Étonnamment, même le bois non brûlé est comptabilisé dans les statistiques de l’UE comme une énergie renouvelable, selon le rapport PFPI.

Mais la Hongrie n’était pas le seul pays de l’UE à utiliser l’astuce statistique.

En Slovaquie, la part des énergies renouvelables dans le mix énergétique a soudainement bondi de 11,9 % à 16,9 % en 2019 après qu’une enquête a été menée auprès des ménages pour estimer leur utilisation de la biomasse pour le chauffage et le refroidissement.

Et en Pologne, les médias ont rapporté un changement de méthodologie similaire montrant une utilisation beaucoup plus importante du bois dans les chaudières domestiques, les cheminées et les cuisines, selon le rapport PFPI.

Selon la chercheuse Mary S. Booth, il est déjà assez grave que le bois de chauffage résidentiel non brûlé soit pris en compte dans les objectifs d’énergie renouvelable de l’UE.

« Mais un scandale potentiellement encore plus important est que plusieurs pays ont « révisé » leurs estimations de la quantité de bois brûlé pour le chauffage résidentiel, leur permettant ainsi d’atteindre soudainement leurs objectifs en matière d’énergie renouvelable », a-t-elle déclaré à EURACTIV par e-mail.

En conséquence, la combustion de la biomasse solide représentait environ 40 % de l’énergie comptabilisée dans l’objectif de l’UE en matière d’énergies renouvelables en 2020, selon le rapport PFPI.

La Slovaquie soudain à la pointe des énergies renouvelables

La Slovaquie est soudainement devenue l’un des principaux pays de l’UE en matière de consommation d’énergie verte, selon de nouveaux chiffres publiés par Eurostat sur la base des données de 2019 concernant la consommation de biomasse des ménages.

Les nouveaux chiffres, fournis par la Slovaquie et publiés par …

Bruxelles refuse de commenter

La Commission européenne, qui supervise la collecte de données auprès des États membres via son agence Eurostat, a refusé de commenter lorsqu’elle a été interrogée par EURACTIV sur le problème statistique de la biomasse.

Cependant, une source européenne proche du dossier a déclaré à EURACTIV qu’il serait trop exigeant de recalculer les données.

« Les données sur l’énergie utile ne sont pas collectées en tant que statistiques européennes car cela imposerait une charge excessive au système de notification des statistiques de l’énergie », a déclaré la source, s’exprimant sous couvert d’anonymat.

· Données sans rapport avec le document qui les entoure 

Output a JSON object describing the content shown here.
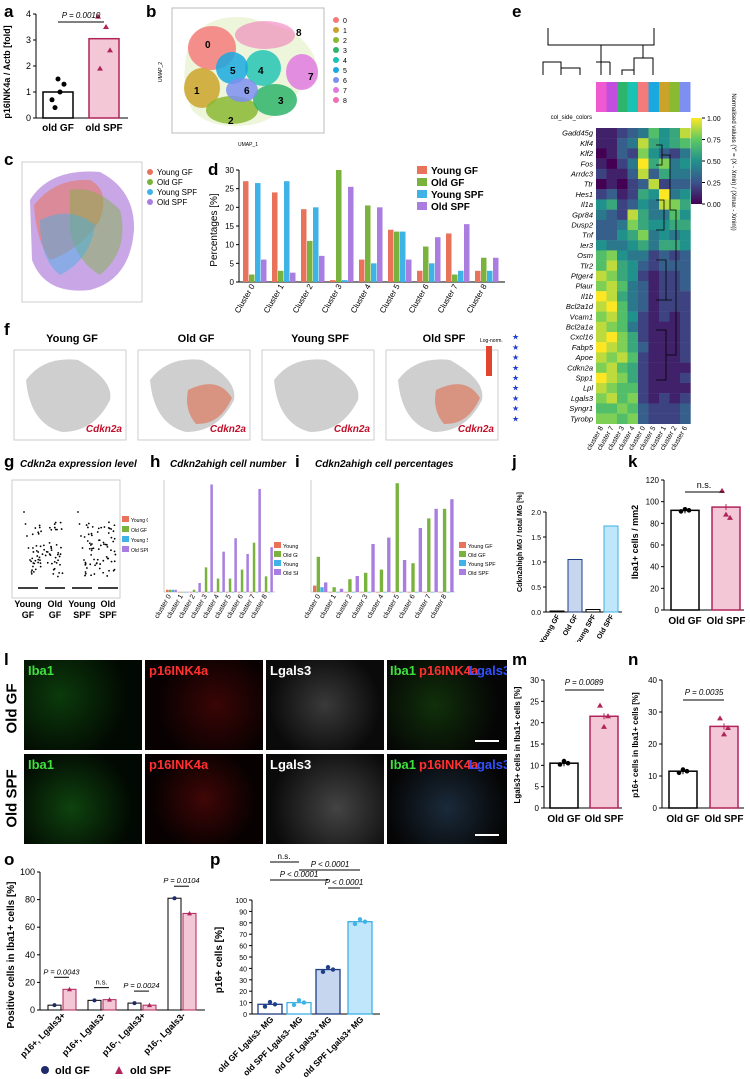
{
  "panel_labels": {
    "a": "a",
    "b": "b",
    "c": "c",
    "d": "d",
    "e": "e",
    "f": "f",
    "g": "g",
    "h": "h",
    "i": "i",
    "j": "j",
    "k": "k",
    "l": "l",
    "m": "m",
    "n": "n",
    "o": "o",
    "p": "p"
  },
  "colors": {
    "old_gf": "#1f1f1f",
    "old_spf": "#b0245a",
    "young_gf": "#e8735a",
    "old_gf_series": "#79b33e",
    "young_spf": "#3fb2e6",
    "old_spf_series": "#a97ee0"
  },
  "panel_a": {
    "ylabel": "p16INK4a / Actb [fold]",
    "pval": "P = 0.0010",
    "ticks": [
      "0",
      "1",
      "2",
      "3",
      "4"
    ],
    "groups": [
      "old GF",
      "old SPF"
    ],
    "chart_data": {
      "type": "bar",
      "categories": [
        "old GF",
        "old SPF"
      ],
      "values": [
        1.0,
        3.05
      ],
      "ylim": [
        0,
        4
      ]
    }
  },
  "panel_b": {
    "xlabel": "UMAP_1",
    "ylabel": "UMAP_2",
    "cluster_labels": [
      "0",
      "1",
      "2",
      "3",
      "4",
      "5",
      "6",
      "7",
      "8"
    ],
    "legend": [
      "0",
      "1",
      "2",
      "3",
      "4",
      "5",
      "6",
      "7",
      "8"
    ]
  },
  "panel_c": {
    "legend": [
      "Young GF",
      "Old GF",
      "Young SPF",
      "Old SPF"
    ]
  },
  "panel_d": {
    "ylabel": "Percentages [%]",
    "ticks": [
      "0",
      "5",
      "10",
      "15",
      "20",
      "25",
      "30"
    ],
    "legend": [
      "Young GF",
      "Old GF",
      "Young SPF",
      "Old SPF"
    ],
    "chart_data": {
      "type": "bar",
      "categories": [
        "Cluster 0",
        "Cluster 1",
        "Cluster 2",
        "Cluster 3",
        "Cluster 4",
        "Cluster 5",
        "Cluster 6",
        "Cluster 7",
        "Cluster 8"
      ],
      "series": [
        {
          "name": "Young GF",
          "values": [
            27,
            24,
            19.5,
            0.5,
            6,
            14,
            3,
            13,
            3
          ]
        },
        {
          "name": "Old GF",
          "values": [
            2,
            3,
            11,
            30,
            20.5,
            13.5,
            9.5,
            2,
            6.5
          ]
        },
        {
          "name": "Young SPF",
          "values": [
            26.5,
            27,
            20,
            0.5,
            5,
            13.5,
            5,
            3,
            3
          ]
        },
        {
          "name": "Old SPF",
          "values": [
            6,
            2.5,
            7,
            25.5,
            20,
            6,
            12,
            15.5,
            6.5
          ]
        }
      ],
      "ylim": [
        0,
        30
      ]
    }
  },
  "panel_e": {
    "col_side_label": "col_side_colors",
    "genes": [
      "Gadd45g",
      "Klf4",
      "Klf2",
      "Fos",
      "Arrdc3",
      "Ttr",
      "Hes1",
      "Il1a",
      "Gpr84",
      "Dusp2",
      "Tnf",
      "Ier3",
      "Osm",
      "Tlr2",
      "Ptger4",
      "Plaur",
      "Il1b",
      "Bcl2a1d",
      "Vcam1",
      "Bcl2a1a",
      "Cxcl16",
      "Fabp5",
      "Apoe",
      "Cdkn2a",
      "Spp1",
      "Lpl",
      "Lgals3",
      "Syngr1",
      "Tyrobp"
    ],
    "starred": [
      "Cxcl16",
      "Fabp5",
      "Apoe",
      "Cdkn2a",
      "Spp1",
      "Lpl",
      "Lgals3",
      "Syngr1",
      "Tyrobp"
    ],
    "clusters": [
      "cluster 8",
      "cluster 7",
      "cluster 3",
      "cluster 4",
      "cluster 0",
      "cluster 5",
      "cluster 1",
      "cluster 2",
      "cluster 6"
    ],
    "colorbar_title": "Normalised values (Y' = (X - Xmin) / (Xmax - Xmin))",
    "colorbar_ticks": [
      "1.00",
      "0.75",
      "0.50",
      "0.25",
      "0.00"
    ],
    "star": "★"
  },
  "panel_f": {
    "titles": [
      "Young GF",
      "Old GF",
      "Young SPF",
      "Old SPF"
    ],
    "gene": "Cdkn2a",
    "scale_label": "Log-norm."
  },
  "panel_g": {
    "title": "Cdkn2a expression level",
    "groups": [
      "Young GF",
      "Old GF",
      "Young SPF",
      "Old SPF"
    ],
    "legend": [
      "Young GF",
      "Old GF",
      "Young SPF",
      "Old SPF"
    ]
  },
  "panel_h": {
    "title": "Cdkn2ahigh cell number",
    "legend": [
      "Young GF",
      "Old GF",
      "Young SPF",
      "Old SPF"
    ],
    "chart_data": {
      "type": "bar",
      "categories": [
        "cluster 0",
        "cluster 1",
        "cluster 2",
        "cluster 3",
        "cluster 4",
        "cluster 5",
        "cluster 6",
        "cluster 7",
        "cluster 8"
      ],
      "series": [
        {
          "name": "Young GF",
          "values": [
            1,
            0,
            0,
            0,
            0,
            0,
            0,
            0,
            0
          ]
        },
        {
          "name": "Old GF",
          "values": [
            1,
            0,
            1,
            11,
            6,
            6,
            10,
            22,
            7
          ]
        },
        {
          "name": "Young SPF",
          "values": [
            1,
            0,
            0,
            0,
            0,
            0,
            0,
            0,
            0
          ]
        },
        {
          "name": "Old SPF",
          "values": [
            1,
            0,
            4,
            48,
            18,
            24,
            17,
            46,
            20
          ]
        }
      ],
      "ylim": [
        0,
        50
      ]
    }
  },
  "panel_i": {
    "title": "Cdkn2ahigh cell percentages",
    "legend": [
      "Young GF",
      "Old GF",
      "Young SPF",
      "Old SPF"
    ],
    "chart_data": {
      "type": "bar",
      "categories": [
        "cluster 0",
        "cluster 1",
        "cluster 2",
        "cluster 3",
        "cluster 4",
        "cluster 5",
        "cluster 6",
        "cluster 7",
        "cluster 8"
      ],
      "series": [
        {
          "name": "Young GF",
          "values": [
            0.2,
            0,
            0,
            0,
            0,
            0,
            0,
            0,
            0
          ]
        },
        {
          "name": "Old GF",
          "values": [
            1.1,
            0.15,
            0.4,
            0.6,
            0.7,
            3.4,
            0.9,
            2.3,
            2.6
          ]
        },
        {
          "name": "Young SPF",
          "values": [
            0.15,
            0,
            0,
            0,
            0,
            0,
            0,
            0,
            0
          ]
        },
        {
          "name": "Old SPF",
          "values": [
            0.3,
            0.1,
            0.5,
            1.5,
            1.7,
            1.0,
            2.0,
            2.6,
            2.9
          ]
        }
      ],
      "ylim": [
        0,
        3.5
      ]
    }
  },
  "panel_j": {
    "ylabel": "Cdkn2ahigh MG / total MG [%]",
    "ticks": [
      "0.0",
      "0.5",
      "1.0",
      "1.5",
      "2.0"
    ],
    "chart_data": {
      "type": "bar",
      "categories": [
        "Young GF",
        "Old GF",
        "Young SPF",
        "Old SPF"
      ],
      "values": [
        0.02,
        1.05,
        0.05,
        1.72
      ],
      "ylim": [
        0,
        2
      ]
    }
  },
  "panel_k": {
    "ylabel": "Iba1+ cells / mm2",
    "ticks": [
      "0",
      "20",
      "40",
      "60",
      "80",
      "100",
      "120"
    ],
    "sig": "n.s.",
    "groups": [
      "Old GF",
      "Old SPF"
    ],
    "chart_data": {
      "type": "bar",
      "categories": [
        "Old GF",
        "Old SPF"
      ],
      "values": [
        92,
        95
      ],
      "ylim": [
        0,
        120
      ]
    }
  },
  "panel_l": {
    "rows": [
      "Old GF",
      "Old SPF"
    ],
    "channels": [
      "Iba1",
      "p16INK4a",
      "Lgals3"
    ],
    "merge": [
      "Iba1",
      "p16INK4a",
      "Lgals3"
    ]
  },
  "panel_m": {
    "ylabel": "Lgals3+ cells in Iba1+ cells [%]",
    "ticks": [
      "0",
      "5",
      "10",
      "15",
      "20",
      "25",
      "30"
    ],
    "pval": "P = 0.0089",
    "groups": [
      "Old GF",
      "Old SPF"
    ],
    "chart_data": {
      "type": "bar",
      "categories": [
        "Old GF",
        "Old SPF"
      ],
      "values": [
        10.5,
        21.5
      ],
      "ylim": [
        0,
        30
      ]
    }
  },
  "panel_n": {
    "ylabel": "p16+ cells in Iba1+ cells [%]",
    "ticks": [
      "0",
      "10",
      "20",
      "30",
      "40"
    ],
    "pval": "P = 0.0035",
    "groups": [
      "Old GF",
      "Old SPF"
    ],
    "chart_data": {
      "type": "bar",
      "categories": [
        "Old GF",
        "Old SPF"
      ],
      "values": [
        11.5,
        25.5
      ],
      "ylim": [
        0,
        40
      ]
    }
  },
  "panel_o": {
    "ylabel": "Positive cells in Iba1+ cells [%]",
    "ticks": [
      "0",
      "20",
      "40",
      "60",
      "80",
      "100"
    ],
    "pvals": [
      "P = 0.0043",
      "n.s.",
      "P = 0.0024",
      "P = 0.0104"
    ],
    "legend": [
      "old GF",
      "old SPF"
    ],
    "chart_data": {
      "type": "bar",
      "categories": [
        "p16+, Lgals3+",
        "p16+, Lgals3-",
        "p16-, Lgals3+",
        "p16-, Lgals3-"
      ],
      "series": [
        {
          "name": "old GF",
          "values": [
            3.5,
            7,
            5,
            81
          ]
        },
        {
          "name": "old SPF",
          "values": [
            15,
            7.5,
            3.5,
            70
          ]
        }
      ],
      "ylim": [
        0,
        100
      ]
    }
  },
  "panel_p": {
    "ylabel": "p16+ cells [%]",
    "ticks": [
      "0",
      "10",
      "20",
      "30",
      "40",
      "50",
      "60",
      "70",
      "80",
      "90",
      "100"
    ],
    "comparisons": [
      "n.s.",
      "P < 0.0001",
      "P < 0.0001",
      "P < 0.0001"
    ],
    "chart_data": {
      "type": "bar",
      "categories": [
        "old GF Lgals3- MG",
        "old SPF Lgals3- MG",
        "old GF Lgals3+ MG",
        "old SPF Lgals3+ MG"
      ],
      "values": [
        8.5,
        10,
        39,
        81
      ],
      "ylim": [
        0,
        100
      ]
    }
  }
}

Par ailleurs, la biomasse n’est pas la seule source d’énergie dont la contribution statistique est calculée sur la base de l’utilisation de l’énergie primaire, a ajouté la source, précisant qu' »exactement la même méthodologie » est utilisée pour « tous les combustibles » dans les conventions statistiques.

« Les biocarburants solides (biomasse) sont traités exactement de la même manière que le gaz naturel et le mazout à titre d’exemple », a déclaré la source européenne.

Selon Rosenow, la réticence au changement est également causée par la résistance des pays nordiques et de l’Autriche, qui ont atteint des parts élevées d’énergie renouvelable grâce à la biomasse.

Changer la méthodologie « les rendrait fondamentalement bien pires », a-t-il déclaré. « Et c’est une pierre d’achoppement majeure dans cette discussion ».

L’industrie de la bioénergie, pour sa part, a rejeté les suggestions selon lesquelles la biomasse se voit accorder une importance disproportionnée dans les statistiques de l’UE en raison de la méthode de calcul.

« C’est parce que l’utilisation de la production d’énergie au lieu de l’apport d’énergie serait erronée et trompeuse en termes de données, compte tenu de la polyvalence et de la diversité présentes dans les appareils alimentés à la biomasse », a déclaré Bioenergy Europe, une association professionnelle.

Au contraire, il a déclaré que les données sur l’utilisation de la biomasse par les ménages « sont probablement sous-estimées » en raison de la biomasse récoltée localement sur des propriétés privées, qui n’est pas vendue sur le marché.

« Toutes les solutions renouvelables sont nécessaires, et nos efforts doivent se concentrer sur l’augmentation de la part des énergies renouvelables et la fin de notre dépendance aux combustibles fossiles non durables », a déclaré l’association à EURACTIV dans un communiqué envoyé par courrier électronique.